Un tempo nota come "Lagrange", la futura missione metereologica spaziale dell'ESA aveva bisogno di un nuovo nome che riflettesse il suo ruolo fondamentale: monitorare costantemente l'attività del sole e delle emissioni di massa provenienti dal sole che possono provocare ingenti danni alle infrastrutture a Terra, ai satelliti e agli astronauti.

Con 5422 proposte da tutta Europa e dal resto del mondo, e dopo settimane di discussioni, innumerevoli fogli di calcolo, tre diversi giudici esperti e un vivace dibattito, è stato scelto un nuovo nome per la nostra prossima missione meteorologica spaziale: ESA Vigil.

ESA Vigil

La protezione delle risorse spaziali è al centro della Visione per il futuro dell'ESA. Per fare ciò, il nuovo "acceleratore" Protect propone lo sviluppo del "controllo del traffico aereo per lo spazio", nonché un sistema di allerta precoce per aiutarci a prepararci per attività solari pericolose.

Migliaia di nomi ponderati, ingegnosi e divertenti sono stati inviati nell'ambito del concorso della missione "No Name" dell'Agenzia, che si è svolto da maggio a settembre 2021.

Una volta raggiunto il termine per l'invio del nome, un team dell'Ufficio di Comunicazione e dello Space Weather Office dell'ESA hanno esaminato le proposte, sottoponendo una rosa di nove nomi a una commissione di giudici esterni.

I giudici, dopo aver scelto le loro tre opzioni preferite, hanno partecipato a una vivace videoconferenza di due ore in cui hanno perorato la causa per il proprio nome preferito e hanno discusso i pregi di ognuno di loro. Alla fine hanno concordato un vincitore.

È la prima missione del suo genere, impostata per monitorare il nostro Sole attivo e imprevedibile e aiutarci a proteggerci dalle sue violente esplosioni, e ha un nuovo nome. Un tempo conosciuta come "Lagrange", l'imminente missione meteorologica spaziale dell'ESA aveva bisogno di un nuovo nome che riflettesse il suo ruolo vitale: aiutare a proteggere le infrastrutture della Terra, i satelliti, gli abitanti e gli esploratori spaziali da eventi solari imprevedibili ma violenti come brillamenti solari ed "espulsioni di massa coronale". Durante la campagna #NameTheMission , sono state presentate 5422 voci da tutta Europa e in effetti da tutto il mondo - e dopo settimane di deliberazioni, innumerevoli fogli di calcolo, tre giudici diversi ed esperti e un vivace dibattito - è stato selezionato un nuovo nome per la nostra prossima missione meteorologica spaziale : Veglia dell'ESA. "Siamo entusiasti del nuovo nome della nostra missione", spiega Juha-Pekka Luntama, Head of Space Weather dell'ESA. “Quando l'ho sentito per la prima volta, ho pensato che fosse perfetto. Questo è esattamente quello che facciamo, teniamo una vigilanza vigile e guardiamo la Terra”. In latino, 'vigilis exceptionus' significa sentinella, o guardia, mentre 'vigilia' significa veglia e l'atto di tenere una veglia devota, che risuona con il ruolo della missione: un guardiano devoto, che veglia costantemente sul Sole, per la Terra.
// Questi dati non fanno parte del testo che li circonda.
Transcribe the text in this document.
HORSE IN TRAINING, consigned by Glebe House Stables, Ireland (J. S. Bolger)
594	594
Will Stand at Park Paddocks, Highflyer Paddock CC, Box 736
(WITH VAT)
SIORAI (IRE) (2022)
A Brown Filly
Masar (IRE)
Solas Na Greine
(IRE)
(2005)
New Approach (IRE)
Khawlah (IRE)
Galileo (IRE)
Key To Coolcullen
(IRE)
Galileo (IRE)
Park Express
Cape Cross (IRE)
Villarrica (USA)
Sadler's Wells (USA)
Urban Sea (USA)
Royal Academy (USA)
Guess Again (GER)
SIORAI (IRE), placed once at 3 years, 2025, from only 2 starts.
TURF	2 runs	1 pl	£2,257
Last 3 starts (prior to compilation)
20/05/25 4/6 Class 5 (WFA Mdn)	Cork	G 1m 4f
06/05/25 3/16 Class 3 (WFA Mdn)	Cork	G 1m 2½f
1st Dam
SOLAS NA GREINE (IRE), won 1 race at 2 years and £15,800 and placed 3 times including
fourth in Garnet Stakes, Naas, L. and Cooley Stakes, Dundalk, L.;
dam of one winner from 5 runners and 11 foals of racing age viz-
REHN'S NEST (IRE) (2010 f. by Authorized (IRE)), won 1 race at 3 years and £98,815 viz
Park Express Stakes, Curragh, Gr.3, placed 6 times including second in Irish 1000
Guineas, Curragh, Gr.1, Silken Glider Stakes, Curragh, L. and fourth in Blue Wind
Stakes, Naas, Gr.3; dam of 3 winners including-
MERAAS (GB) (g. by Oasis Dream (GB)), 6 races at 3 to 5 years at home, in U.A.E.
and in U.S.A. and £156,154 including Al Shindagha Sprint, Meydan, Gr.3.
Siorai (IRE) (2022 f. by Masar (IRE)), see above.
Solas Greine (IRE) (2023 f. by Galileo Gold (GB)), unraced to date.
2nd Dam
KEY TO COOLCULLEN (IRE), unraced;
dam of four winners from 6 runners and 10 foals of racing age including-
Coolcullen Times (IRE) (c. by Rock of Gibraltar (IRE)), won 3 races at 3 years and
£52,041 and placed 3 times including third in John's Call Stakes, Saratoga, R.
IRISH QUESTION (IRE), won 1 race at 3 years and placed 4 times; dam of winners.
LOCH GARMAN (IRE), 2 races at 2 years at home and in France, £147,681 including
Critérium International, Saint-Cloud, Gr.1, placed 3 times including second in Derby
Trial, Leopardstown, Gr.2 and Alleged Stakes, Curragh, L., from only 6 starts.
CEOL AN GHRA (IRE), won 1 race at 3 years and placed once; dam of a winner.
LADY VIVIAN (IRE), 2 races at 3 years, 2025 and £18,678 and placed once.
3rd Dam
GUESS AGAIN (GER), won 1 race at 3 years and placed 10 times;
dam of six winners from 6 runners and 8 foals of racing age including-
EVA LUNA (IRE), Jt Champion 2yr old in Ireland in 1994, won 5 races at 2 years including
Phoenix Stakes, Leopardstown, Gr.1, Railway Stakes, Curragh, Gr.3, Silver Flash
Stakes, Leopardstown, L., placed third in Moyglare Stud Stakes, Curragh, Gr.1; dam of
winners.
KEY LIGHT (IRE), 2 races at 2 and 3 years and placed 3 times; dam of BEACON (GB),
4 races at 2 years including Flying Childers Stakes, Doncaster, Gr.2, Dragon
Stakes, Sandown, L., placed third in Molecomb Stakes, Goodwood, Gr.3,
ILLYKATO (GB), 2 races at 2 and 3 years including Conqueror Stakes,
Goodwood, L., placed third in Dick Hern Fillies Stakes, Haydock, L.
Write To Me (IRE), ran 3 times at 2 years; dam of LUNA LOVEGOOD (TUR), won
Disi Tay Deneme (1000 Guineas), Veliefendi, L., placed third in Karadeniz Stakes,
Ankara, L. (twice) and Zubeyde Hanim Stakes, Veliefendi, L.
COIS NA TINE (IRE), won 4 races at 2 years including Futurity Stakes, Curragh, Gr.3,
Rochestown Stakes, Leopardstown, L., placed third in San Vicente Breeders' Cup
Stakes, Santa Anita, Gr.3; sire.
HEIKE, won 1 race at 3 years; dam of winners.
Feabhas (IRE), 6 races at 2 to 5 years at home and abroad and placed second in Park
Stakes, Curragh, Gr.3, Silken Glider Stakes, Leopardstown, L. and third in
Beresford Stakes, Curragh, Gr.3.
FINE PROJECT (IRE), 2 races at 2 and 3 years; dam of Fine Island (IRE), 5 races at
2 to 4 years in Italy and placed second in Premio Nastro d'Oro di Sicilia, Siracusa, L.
Proteggere la vita moderna e la vita stessa

Le tempeste solari possono danneggiare le reti elettriche, interrompere le telecomunicazioni e minacciare i satelliti e i servizi vitali che forniscono. Allo stesso tempo, mentre lanciamo sempre più satelliti in orbita, stiamo creando quantità crescenti di detriti, aumentando notevolmente i rischi di collisione per le missioni attuali e future. Questi satelliti hanno cambiato le nostre vite e ampliato la nostra prospettiva sulla Terra, ma loro - e le tecnologie che rendono possibili su cui si basa la modernità - sono vulnerabili.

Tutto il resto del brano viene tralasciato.